5.3 Best Practices for Multi-Account Management
For users who need to simultaneously manage multiple social media, e-commerce, or advertising accounts, in addition to battery fingerprints, attention must be paid to dozens of other fingerprint features such as Canvas, WebGL, time zone, font list, etc. Manually modifying browser settings is rarely sufficient to cover everything. Recommended practices include:
- Assign each account an independent browsing environment (Profile), with each Profile using a different IP and proxy.
- Enable fingerprint randomization so that fields like battery, screen resolution, and user agent automatically change per session.
- Regularly clear cache and IndexedDB data to prevent leftover tracking fragments.
- Use a professional fingerprint browser like NestBrowser, which includes spoofing rules for over 20 fingerprint features and supports team collaboration, API integration, and more, greatly improving operational efficiency.
6. Future Trends of Battery Fingerprinting
As privacy regulations tighten and browser vendors impose restrictions, the raw precision of the Battery API is declining. However, trackers are also evolving: they are now beginning to exploit the Web Audio API (inferring CPU load by calculating audio processing latency) and degraded reading of the Battery API (e.g., reading only level but combining it with system clock jitter for modeling). Additionally, some research has proven that even reading only charging status (true/false) and battery level (0.00~1.00), combined with high-precision timestamps, can still generate about 2 bits of entropy, enough as an auxiliary feature.

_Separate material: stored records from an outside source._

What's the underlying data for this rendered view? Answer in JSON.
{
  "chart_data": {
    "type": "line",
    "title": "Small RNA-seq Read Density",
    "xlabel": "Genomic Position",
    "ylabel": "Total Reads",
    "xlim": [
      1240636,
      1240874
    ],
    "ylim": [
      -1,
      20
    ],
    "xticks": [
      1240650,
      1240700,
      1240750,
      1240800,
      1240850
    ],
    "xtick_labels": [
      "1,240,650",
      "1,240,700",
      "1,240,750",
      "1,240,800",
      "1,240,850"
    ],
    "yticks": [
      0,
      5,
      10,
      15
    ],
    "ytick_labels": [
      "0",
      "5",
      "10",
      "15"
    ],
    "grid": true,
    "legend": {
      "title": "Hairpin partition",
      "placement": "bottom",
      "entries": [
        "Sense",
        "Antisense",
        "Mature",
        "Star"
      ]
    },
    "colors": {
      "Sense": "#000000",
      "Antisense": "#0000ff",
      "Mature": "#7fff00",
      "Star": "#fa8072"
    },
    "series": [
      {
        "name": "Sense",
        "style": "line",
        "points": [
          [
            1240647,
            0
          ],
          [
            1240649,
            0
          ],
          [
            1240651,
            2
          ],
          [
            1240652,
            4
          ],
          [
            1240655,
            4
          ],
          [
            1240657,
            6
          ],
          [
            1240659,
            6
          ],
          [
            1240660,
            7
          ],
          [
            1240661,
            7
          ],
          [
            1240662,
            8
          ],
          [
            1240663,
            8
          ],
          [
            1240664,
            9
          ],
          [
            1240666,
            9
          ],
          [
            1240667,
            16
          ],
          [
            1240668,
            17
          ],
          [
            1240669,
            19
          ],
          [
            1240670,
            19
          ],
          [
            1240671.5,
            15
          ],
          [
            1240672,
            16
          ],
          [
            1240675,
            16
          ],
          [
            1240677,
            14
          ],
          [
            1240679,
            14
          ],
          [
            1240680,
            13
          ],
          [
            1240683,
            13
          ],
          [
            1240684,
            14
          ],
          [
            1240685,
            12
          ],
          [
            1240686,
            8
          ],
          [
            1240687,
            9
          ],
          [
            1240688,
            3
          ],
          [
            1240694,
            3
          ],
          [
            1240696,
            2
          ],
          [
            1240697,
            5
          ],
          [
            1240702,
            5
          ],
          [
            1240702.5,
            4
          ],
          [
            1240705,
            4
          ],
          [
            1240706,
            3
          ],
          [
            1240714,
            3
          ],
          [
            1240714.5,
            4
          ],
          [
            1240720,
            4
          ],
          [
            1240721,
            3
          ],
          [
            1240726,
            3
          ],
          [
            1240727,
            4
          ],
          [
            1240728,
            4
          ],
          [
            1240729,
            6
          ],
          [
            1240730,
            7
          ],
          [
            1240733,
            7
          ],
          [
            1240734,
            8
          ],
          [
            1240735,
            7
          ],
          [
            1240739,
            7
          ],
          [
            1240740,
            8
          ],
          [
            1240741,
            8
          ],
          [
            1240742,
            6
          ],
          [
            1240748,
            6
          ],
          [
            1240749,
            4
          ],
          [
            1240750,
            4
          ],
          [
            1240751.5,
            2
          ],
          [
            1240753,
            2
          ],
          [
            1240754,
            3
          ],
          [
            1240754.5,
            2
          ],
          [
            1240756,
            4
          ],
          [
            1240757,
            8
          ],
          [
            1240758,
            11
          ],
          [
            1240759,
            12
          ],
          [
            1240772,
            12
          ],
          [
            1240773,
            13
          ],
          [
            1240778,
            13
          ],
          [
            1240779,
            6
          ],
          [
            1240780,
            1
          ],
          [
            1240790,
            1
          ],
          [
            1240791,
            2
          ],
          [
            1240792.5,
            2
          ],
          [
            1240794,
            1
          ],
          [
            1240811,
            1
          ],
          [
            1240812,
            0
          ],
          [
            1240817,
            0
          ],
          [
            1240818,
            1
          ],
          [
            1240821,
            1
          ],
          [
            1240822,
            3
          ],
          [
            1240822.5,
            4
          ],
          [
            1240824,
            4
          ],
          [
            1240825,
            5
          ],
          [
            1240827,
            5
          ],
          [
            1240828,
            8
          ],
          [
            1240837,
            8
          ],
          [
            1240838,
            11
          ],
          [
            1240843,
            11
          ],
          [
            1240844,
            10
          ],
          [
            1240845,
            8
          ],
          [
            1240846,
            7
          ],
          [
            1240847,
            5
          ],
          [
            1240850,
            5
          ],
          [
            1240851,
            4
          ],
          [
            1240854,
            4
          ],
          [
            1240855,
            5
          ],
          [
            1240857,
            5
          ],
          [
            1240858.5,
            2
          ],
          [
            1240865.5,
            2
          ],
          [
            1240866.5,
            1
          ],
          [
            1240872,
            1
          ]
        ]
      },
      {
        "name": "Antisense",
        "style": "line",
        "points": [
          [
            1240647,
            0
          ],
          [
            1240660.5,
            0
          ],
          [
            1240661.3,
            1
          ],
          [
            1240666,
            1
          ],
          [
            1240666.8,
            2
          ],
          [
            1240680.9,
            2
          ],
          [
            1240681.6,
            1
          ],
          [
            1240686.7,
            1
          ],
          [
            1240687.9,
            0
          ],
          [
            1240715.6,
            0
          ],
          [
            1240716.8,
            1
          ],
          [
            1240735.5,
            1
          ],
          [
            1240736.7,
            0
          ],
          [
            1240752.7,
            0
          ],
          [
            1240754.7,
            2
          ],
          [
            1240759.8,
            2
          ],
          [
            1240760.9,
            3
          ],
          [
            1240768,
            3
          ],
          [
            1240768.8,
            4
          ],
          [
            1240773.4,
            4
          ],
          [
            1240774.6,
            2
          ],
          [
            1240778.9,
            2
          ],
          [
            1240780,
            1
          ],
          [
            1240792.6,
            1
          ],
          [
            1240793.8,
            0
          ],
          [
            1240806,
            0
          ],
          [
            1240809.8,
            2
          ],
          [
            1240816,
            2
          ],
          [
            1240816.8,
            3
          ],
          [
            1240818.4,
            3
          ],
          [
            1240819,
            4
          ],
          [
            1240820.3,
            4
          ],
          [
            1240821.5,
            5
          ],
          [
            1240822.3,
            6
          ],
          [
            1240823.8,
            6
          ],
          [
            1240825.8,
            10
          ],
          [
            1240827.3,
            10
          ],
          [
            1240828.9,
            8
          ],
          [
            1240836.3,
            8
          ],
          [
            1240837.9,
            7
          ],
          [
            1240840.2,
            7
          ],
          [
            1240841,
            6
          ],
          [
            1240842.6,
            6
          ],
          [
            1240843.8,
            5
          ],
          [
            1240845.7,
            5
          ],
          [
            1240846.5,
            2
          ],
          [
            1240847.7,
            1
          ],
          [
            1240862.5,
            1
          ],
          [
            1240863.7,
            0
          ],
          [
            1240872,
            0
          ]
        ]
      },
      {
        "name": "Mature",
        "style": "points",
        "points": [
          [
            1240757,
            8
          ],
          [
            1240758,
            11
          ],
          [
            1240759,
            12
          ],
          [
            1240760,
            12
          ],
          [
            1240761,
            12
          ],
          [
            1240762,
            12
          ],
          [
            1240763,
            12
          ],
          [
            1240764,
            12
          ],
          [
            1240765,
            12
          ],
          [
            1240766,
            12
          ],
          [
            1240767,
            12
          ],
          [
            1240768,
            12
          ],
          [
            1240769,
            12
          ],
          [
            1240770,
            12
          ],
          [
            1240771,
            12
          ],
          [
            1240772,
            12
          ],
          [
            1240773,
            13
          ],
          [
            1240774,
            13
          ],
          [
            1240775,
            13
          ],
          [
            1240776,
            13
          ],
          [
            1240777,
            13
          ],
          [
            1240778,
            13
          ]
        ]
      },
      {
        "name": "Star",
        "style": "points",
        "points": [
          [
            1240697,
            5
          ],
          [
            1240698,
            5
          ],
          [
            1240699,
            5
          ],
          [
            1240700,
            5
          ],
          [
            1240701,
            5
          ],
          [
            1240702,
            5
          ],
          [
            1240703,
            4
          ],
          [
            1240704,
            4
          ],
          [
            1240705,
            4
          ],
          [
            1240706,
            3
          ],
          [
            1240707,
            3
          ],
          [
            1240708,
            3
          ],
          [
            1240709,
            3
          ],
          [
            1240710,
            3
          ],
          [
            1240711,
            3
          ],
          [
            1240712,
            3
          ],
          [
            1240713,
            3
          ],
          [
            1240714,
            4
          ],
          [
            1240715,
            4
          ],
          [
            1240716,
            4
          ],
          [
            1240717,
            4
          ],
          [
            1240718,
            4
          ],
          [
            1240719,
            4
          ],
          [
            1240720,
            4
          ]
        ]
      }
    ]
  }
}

Therefore, for individuals and teams with strict privacy requirements, proactive defense is more reliable than waiting for browsers to deprecate the API. By using professional tools like NestBrowser, you can block old tracking methods and preemptively adapt to new tracking techniques, ensuring each digital identity has a unique “camouflage.”
Conclusion
Battery information fingerprinting is a new battlefield in the internet privacy war. It exploits the browser’s exposure of dynamic device status to build tracking mechanisms that are difficult to eliminate. Whether you are an ordinary user worried about personal privacy leakage or a professional seeking to safely manage multiple accounts, you should take this threat seriously. From disabling unnecessary APIs to using professional anti-fingerprinting browsers, a progressive protection strategy can effectively reduce the risk of being tracked. Remember: in the online world, every tiny data point can become a bridge connecting to your real identity, and protecting these “digital dust” is the core mission of next-generation privacy tools.